Back to your concrete question, if you want to guarantee that a Flier is always a kind of Vehicle, just change the latter to an interface and let former extends it(It does make sense to extend one protocol from the other protocol). After that, you may create any class(abstract or concrete) that implements Vehicle or Flier.

Answer 4

Java interfaces cannot extend classes, which makes sense since classes contain implementation details that cannot be specified within an interface..

The proper way to deal with this problem is to separate interface from implementation completely by turning Vehicle into an interface as well. The Car e.t.c. can extend the Vehicle interface to force the programmer to implement the corresponding methods. If you want to share code among all Vehicle instances, then you can use a (possibly abstract) class as a parent for any classes that need to implement that interface.

Answer 5

If you have control on the Vehicle classes just extract Vehicle as an interface and then provide a base implementation.

If you have no control over Vehicle class, for example because it is part of a framework you are using or a third party library, it's not possible to do in Java.

The closest thing you can do is using Generics multiple wildcards notation.

<T extends Vehicle & Car>

But you can't really apply it directly to Car unless you do something like this:

public interface Car<T extends Vehicle & Car>() {
    T self();
}

Which is bot weird and do not enforce the self method to actually return self, it's just a strong hint/suggestion.

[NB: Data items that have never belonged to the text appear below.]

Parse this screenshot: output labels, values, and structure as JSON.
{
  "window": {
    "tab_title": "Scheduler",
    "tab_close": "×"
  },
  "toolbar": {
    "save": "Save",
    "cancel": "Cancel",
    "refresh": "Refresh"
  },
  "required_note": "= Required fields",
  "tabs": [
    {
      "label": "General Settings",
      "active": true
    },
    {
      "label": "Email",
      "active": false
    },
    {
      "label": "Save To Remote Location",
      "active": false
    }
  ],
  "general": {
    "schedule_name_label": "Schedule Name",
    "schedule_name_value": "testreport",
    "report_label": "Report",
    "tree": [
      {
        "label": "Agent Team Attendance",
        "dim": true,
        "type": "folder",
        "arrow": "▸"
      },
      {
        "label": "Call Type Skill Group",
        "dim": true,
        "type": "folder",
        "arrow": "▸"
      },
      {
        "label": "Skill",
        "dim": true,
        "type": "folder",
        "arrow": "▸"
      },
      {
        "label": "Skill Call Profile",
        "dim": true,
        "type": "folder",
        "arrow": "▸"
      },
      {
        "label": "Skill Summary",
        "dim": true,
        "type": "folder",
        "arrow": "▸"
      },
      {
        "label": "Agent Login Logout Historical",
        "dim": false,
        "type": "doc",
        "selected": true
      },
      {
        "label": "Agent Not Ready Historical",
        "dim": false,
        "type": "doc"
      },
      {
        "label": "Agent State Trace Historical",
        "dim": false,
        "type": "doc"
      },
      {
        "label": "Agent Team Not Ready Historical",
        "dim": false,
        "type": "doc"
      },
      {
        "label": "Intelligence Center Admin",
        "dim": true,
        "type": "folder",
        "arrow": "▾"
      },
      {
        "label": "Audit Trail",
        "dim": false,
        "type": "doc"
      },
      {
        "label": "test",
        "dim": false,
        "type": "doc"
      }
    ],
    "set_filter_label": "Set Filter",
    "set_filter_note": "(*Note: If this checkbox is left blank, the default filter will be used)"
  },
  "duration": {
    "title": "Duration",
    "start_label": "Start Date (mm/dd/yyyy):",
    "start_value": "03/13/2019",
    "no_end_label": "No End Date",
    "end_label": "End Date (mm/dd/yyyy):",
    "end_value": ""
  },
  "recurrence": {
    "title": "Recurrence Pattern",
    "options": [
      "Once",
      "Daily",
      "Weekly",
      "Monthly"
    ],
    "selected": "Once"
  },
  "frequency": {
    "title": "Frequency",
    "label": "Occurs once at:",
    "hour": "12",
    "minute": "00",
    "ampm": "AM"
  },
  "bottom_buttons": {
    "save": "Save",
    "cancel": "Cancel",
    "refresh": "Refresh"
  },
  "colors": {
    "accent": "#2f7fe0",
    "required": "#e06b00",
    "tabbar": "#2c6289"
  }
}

You would implement a Car like this:

public class CitroenC3 extends Vehicle implements Car<CitroenC3> {
    @Override
    public CitroenC3 self() {
        return this;
    }
}

one can use a Car<?> like this:

Car<?> car = obtainCarInSomeWay();
Vehicle v = car.self();
Car c = car.self();

they should be both valid syntax.

What the compiler enforce here is that what you specify in Car<WHICH> as WHICH must both extend Vehicle and implement Car. And by adding self() you are saying to the programmer that the T object is supposed to be the object itself, thus forcing the wildcard instance to match the class if he want to be compliant with the specification.

in Java 8 you can even define a default implementation for the self method.

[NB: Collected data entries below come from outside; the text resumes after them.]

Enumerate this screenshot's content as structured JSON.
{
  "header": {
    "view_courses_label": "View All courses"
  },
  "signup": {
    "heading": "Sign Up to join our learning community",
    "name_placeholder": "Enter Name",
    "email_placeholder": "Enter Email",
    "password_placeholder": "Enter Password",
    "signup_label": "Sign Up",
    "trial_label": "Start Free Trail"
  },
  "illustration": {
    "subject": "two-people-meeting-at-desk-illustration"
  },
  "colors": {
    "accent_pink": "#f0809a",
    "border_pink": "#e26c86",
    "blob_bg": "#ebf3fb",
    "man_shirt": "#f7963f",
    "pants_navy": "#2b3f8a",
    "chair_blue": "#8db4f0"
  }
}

I also wish there was a better way to handle something like this.

Answer 6

1. Define a new Package
2. Create a new interface (ie. HiddenOne) with scope "default" with a method "implementMe(HiddenOne)"
3. Move Vehicle and Flier to the new Package.
4. Inherit Vehicle and Flier from HiddenOne
5. Implement the method implementMe in Vehicle.

Now: Whenever you like to implement from "Flier" you must extends from Vehicle ! (because only Vehicle can implement implementMe).

This is tricky but works great.